In September, the news broke that Doclisboa would show a further four films by Kostrov: one, Zima (Winter), from the same seasonal cycle as Leto, and the aforementioned trilogy of concert films about the formation and dissolution of the Narodnaya collective. Zima is, as one would expect, the formal inverse of Leto: the warm DV images of the latter replaced by flat, icy digital, the long, free-flowing zooms that tracked both the languorous motion of early-evening walks and the characters’ tender, murmured discussions traded for severe wide shots of landscapes blanketed in snow along with cramped, austere interior scenes. For the opening ten minutes, the teenage protagonist is hunched at his PC playing Counter-Strike for what feels like an eternity; the image, shot Hammershøi-like from the opposite side of the room, captures not only his screen, bustling with violent movement, but also the fresco of windows that look out onto the dead of winter. For 90 minutes, we follow the unnamed protagonist as he trudges silently through the snow, watching him pause to work with spray-can or paintbrush to create highly intricate but nonsensical graffiti on the crumbling walls of the city’s industrial zones. As programmer Boris Nelepo astutely noted in his introduction to the film in Lisbon, these sequences are a perfect synecdoche for Kostrov’s own practice: just as with the boy’s industrious creation of art with no seeming logic or purpose, Kostrov’s films are purely about the beauty of the gesture.

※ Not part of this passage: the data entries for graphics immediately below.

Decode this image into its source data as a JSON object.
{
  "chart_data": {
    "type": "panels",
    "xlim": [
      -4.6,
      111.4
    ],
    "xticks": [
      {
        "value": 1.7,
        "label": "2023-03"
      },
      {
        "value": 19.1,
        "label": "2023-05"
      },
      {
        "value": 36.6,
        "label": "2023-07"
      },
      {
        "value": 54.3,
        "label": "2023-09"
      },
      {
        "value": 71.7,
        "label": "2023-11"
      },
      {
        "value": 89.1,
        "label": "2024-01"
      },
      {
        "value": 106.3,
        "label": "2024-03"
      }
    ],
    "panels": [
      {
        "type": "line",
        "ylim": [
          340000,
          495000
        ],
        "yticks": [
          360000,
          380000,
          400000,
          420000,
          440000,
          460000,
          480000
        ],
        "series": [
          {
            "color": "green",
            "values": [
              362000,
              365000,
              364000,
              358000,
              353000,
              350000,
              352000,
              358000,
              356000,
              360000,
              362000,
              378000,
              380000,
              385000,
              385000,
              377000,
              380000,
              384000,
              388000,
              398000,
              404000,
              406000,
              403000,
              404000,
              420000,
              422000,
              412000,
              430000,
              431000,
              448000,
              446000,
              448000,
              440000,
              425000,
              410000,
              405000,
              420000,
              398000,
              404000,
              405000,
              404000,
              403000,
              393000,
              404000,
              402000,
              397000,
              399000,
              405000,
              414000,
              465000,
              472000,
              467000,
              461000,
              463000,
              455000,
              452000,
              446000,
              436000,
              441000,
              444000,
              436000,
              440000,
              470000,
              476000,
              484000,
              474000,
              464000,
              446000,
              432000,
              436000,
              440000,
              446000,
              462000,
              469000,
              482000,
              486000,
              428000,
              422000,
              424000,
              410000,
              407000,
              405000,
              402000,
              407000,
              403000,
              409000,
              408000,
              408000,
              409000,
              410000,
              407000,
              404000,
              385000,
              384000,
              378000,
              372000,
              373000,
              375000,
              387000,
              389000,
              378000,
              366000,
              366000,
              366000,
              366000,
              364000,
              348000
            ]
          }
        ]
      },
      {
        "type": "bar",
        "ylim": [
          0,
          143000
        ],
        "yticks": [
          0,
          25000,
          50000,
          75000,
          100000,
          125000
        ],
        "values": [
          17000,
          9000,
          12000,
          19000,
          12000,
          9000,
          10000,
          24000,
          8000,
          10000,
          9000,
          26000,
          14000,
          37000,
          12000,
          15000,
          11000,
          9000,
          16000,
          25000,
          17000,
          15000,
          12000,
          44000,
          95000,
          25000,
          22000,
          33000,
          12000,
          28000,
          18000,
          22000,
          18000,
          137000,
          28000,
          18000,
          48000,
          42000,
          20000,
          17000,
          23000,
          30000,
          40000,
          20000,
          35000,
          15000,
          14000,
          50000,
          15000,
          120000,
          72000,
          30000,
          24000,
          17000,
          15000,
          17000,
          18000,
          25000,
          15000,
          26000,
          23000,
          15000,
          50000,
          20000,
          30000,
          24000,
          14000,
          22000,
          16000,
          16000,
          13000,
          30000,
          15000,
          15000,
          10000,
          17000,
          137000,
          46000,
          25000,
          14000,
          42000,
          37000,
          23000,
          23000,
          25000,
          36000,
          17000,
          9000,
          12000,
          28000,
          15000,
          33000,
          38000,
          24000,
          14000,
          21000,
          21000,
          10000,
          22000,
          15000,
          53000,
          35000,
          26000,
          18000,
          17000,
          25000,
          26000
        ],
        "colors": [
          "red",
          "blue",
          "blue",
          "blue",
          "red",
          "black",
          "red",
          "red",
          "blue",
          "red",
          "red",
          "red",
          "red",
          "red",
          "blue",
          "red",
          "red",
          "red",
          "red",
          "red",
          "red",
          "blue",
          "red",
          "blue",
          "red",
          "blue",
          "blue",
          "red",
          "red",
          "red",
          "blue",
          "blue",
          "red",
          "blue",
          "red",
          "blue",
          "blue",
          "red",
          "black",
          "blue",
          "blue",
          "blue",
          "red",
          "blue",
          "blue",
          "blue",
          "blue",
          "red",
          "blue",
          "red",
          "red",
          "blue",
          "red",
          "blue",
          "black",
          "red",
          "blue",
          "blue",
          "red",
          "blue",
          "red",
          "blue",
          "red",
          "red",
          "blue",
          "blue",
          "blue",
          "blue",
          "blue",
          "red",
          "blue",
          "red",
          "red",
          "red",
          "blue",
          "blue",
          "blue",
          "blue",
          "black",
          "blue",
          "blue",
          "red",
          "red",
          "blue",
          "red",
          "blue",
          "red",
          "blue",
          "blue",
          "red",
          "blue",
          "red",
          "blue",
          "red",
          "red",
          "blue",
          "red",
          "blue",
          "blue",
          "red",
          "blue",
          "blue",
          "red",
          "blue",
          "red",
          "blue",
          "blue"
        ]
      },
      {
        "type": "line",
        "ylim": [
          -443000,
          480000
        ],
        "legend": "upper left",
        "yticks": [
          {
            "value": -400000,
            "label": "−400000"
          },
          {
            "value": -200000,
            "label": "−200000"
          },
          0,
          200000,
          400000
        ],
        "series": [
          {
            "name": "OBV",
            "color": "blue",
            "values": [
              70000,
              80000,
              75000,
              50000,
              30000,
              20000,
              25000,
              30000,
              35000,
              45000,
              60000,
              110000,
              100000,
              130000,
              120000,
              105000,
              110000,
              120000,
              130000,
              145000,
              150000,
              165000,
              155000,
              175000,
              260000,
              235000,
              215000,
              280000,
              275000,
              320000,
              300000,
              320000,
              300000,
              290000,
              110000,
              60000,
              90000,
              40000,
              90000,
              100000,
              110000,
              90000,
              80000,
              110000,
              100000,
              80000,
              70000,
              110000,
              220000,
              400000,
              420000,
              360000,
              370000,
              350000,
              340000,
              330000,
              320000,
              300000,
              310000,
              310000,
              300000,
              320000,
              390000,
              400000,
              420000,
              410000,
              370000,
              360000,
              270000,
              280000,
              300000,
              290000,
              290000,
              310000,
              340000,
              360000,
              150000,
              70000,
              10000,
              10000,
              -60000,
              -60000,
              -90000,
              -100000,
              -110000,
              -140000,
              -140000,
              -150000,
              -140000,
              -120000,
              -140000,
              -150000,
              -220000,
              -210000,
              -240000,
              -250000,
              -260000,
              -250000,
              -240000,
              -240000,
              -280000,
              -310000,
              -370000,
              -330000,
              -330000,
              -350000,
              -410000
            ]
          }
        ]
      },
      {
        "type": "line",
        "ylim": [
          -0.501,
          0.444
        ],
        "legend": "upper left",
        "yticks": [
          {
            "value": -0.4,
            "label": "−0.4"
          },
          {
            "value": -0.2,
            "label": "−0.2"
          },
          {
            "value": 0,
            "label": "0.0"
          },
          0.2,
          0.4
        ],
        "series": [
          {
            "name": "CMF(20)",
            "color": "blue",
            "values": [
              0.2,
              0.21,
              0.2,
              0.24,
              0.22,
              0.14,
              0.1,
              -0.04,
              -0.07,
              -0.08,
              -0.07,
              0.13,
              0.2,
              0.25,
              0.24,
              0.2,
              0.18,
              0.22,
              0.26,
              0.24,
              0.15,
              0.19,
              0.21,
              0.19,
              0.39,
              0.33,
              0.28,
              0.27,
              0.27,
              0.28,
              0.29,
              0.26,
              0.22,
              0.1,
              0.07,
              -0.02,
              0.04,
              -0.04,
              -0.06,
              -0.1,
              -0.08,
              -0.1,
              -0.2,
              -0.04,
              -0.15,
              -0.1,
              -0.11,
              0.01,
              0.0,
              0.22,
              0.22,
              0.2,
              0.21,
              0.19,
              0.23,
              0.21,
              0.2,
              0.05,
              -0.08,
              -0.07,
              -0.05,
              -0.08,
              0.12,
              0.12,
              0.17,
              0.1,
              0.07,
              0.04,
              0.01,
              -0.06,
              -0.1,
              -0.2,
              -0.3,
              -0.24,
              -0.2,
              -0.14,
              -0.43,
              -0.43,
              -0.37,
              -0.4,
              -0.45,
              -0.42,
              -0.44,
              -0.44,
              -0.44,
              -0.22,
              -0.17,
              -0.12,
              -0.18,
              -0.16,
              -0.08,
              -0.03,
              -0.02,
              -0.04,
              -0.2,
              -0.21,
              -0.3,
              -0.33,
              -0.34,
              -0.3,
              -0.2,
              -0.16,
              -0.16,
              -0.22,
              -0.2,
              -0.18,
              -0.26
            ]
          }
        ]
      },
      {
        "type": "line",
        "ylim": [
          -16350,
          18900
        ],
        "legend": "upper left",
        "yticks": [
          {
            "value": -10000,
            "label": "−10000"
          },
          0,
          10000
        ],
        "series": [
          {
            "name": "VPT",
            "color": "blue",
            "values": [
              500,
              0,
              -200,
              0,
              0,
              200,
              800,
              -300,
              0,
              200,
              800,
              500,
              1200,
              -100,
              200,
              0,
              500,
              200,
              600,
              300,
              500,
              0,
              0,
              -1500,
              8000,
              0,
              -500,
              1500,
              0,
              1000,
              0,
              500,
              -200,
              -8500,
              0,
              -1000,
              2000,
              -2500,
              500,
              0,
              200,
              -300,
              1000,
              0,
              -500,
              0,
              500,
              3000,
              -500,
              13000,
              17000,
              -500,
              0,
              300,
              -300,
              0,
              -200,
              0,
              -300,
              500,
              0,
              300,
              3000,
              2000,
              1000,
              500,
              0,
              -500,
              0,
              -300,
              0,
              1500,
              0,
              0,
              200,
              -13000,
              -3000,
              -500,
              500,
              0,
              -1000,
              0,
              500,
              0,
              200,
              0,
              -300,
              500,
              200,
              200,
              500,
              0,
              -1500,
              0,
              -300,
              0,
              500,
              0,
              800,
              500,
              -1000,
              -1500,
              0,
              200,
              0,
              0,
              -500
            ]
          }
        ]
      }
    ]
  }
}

Kostrov’s eleventh feature and third entry in the seasons cycle, Osen (Autumn), was shot in September of this year (with Kostrov once again the sole crew member for production), and the edit locked in his hotel room at Doclisboa a month later. Kostrov’s flight from Russia, along with his wife and the rest of the festival’s Russian contingent, gave ample time for the completion of the screenplay for Vesna (Spring), which surely will be either underway or even completed by the time this issue hits the stands. This is a truly never-ending tour, a song that never fades out: Kostrov will continue to make movies forever, moving outward in ever-widening concentric circles like air particles shuddering after the strings of a guitar are strummed, or rings expanding outwards after a stone is tossed into still water, “the parents becoming weaker and dying off from within as the progeny conquers the land about them,” as W.G. Sebald once wrote. Kostrov is guided by something on this wavelength, one that isn’t easy to tune into on first pass. We see so many people doing just that in Kostrov movies: strumming, noodling on a piano, bobbing along as another person plays music, creating a space through an erratic, overpowering style of performance. This is what Kostrov too is driven by: a mad quest in search of a melody that exists beyond the limits of individual works. His is the kind of odyssey that takes a lifetime.